DXN's investor relations keep shareholders informed about the company's progress and plans
Cyberjaya, 29 October 2025 – DXN Holdings Bhd. (“DXN” or the “Company”) [德信控股], a leading global manufacturer of nutraceutical products, today announced its unaudited results for the second quarter ended 31 August 2025 (“2QFY26”) and first half unaudited financial results for the financial year ending 28 February 2026 (“1HFY26”) for the Company and its subsidiaries.
For 2QFY26, DXN recorded a net profit of RM70.3 million, up 6.5% year-on-year (“YoY”) from RM66.0 million in 2QFY25. Earnings before interest, tax, depreciation and amortisation (“EBITDA”) increased 8.4% YoY to RM136.0 million (2QFY25: RM125.4 million), lifting the EBITDA margin to 28.3% (2QFY25: 25.7%).
Quarterly revenue stood at RM481.2 million versus RM488.4 million in 2QFY25, reflecting temporary foreign exchange translation effects and higher member stock levels in Morocco. Excluding these factors, sales would have been higher in key markets as revenue in local currencies remained positive with Peru, Bolivia, Mexico and India posting growth rates ranging from 2.0% to 38.0%.
Reaffirming its commitment to shareholder value, the Board declared a second interim dividend of 0.8 sen per share, bringing total dividends for 1HFY26 to 1.7 sen per share (total payout of RM84.5 million), representing a payout ratio of 58.6%.
Executive Chairman and Founder of DXN, Datuk Lim Siow Jin (拿督林孝仁) shared, “Our strong business fundamentals and healthy global demand continue to support steady growth despite ongoing macroeconomic challenges. We remain proactive in managing foreign exchange volatility, inflationary pressures, and geopolitical uncertainties as we pursue our long-term expansion strategy.”
“We are accelerating the diversification of our product portfolio with a focus on functional wellness and expanding our global footprint. Key developments include new facilities in Peru, Bolivia, Brazil, and Kelantan, Malaysia. In Brazil, we are establishing a vertically integrated ecosystem, from coffee plantation and processing in Ibia to distribution via our São Paulo hub. This expansion underscores our strategy to build sustainable, regionally integrated operations supported by innovation and scalability,” he concluded.

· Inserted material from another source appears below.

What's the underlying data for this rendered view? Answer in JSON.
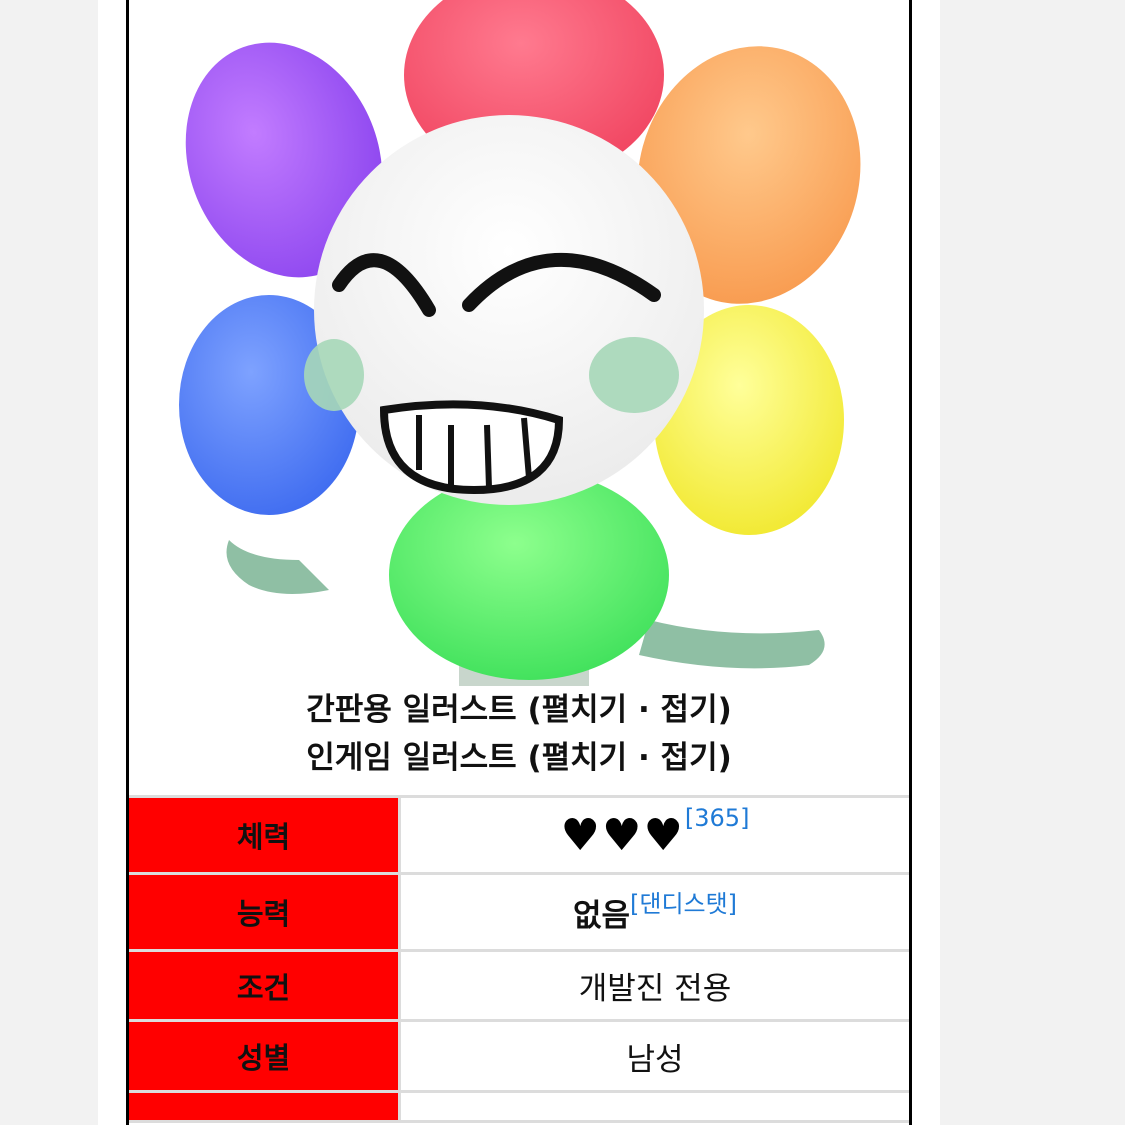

For 1HFY26, DXN posted revenue of RM960.3 million (1HFY25: RM963.5 million), reflecting currency translation headwinds offset by solid sales growth across Latin America, India, Turkey, and Mongolia. Revenue in local currency terms remain strong, with growth ranging from 2.0% to 44.0% across Peru, Bolivia, Mexico, India, Turkey, and Mongolia. Additionally, EBITDA was RM275.5 million (1HFY25: RM277.3 million), while net profit came in at RM144.2 million (1HFY25: RM151.5 million).
The Group remains financially strong, with cash and cash equivalents of RM617.5 million as at 31 August 2025, comfortably exceeding total borrowings of RM178.1 million. Net operating cash flow for the quarter stood at RM121.5 million, reflecting prudent working capital management and healthy business fundamentals.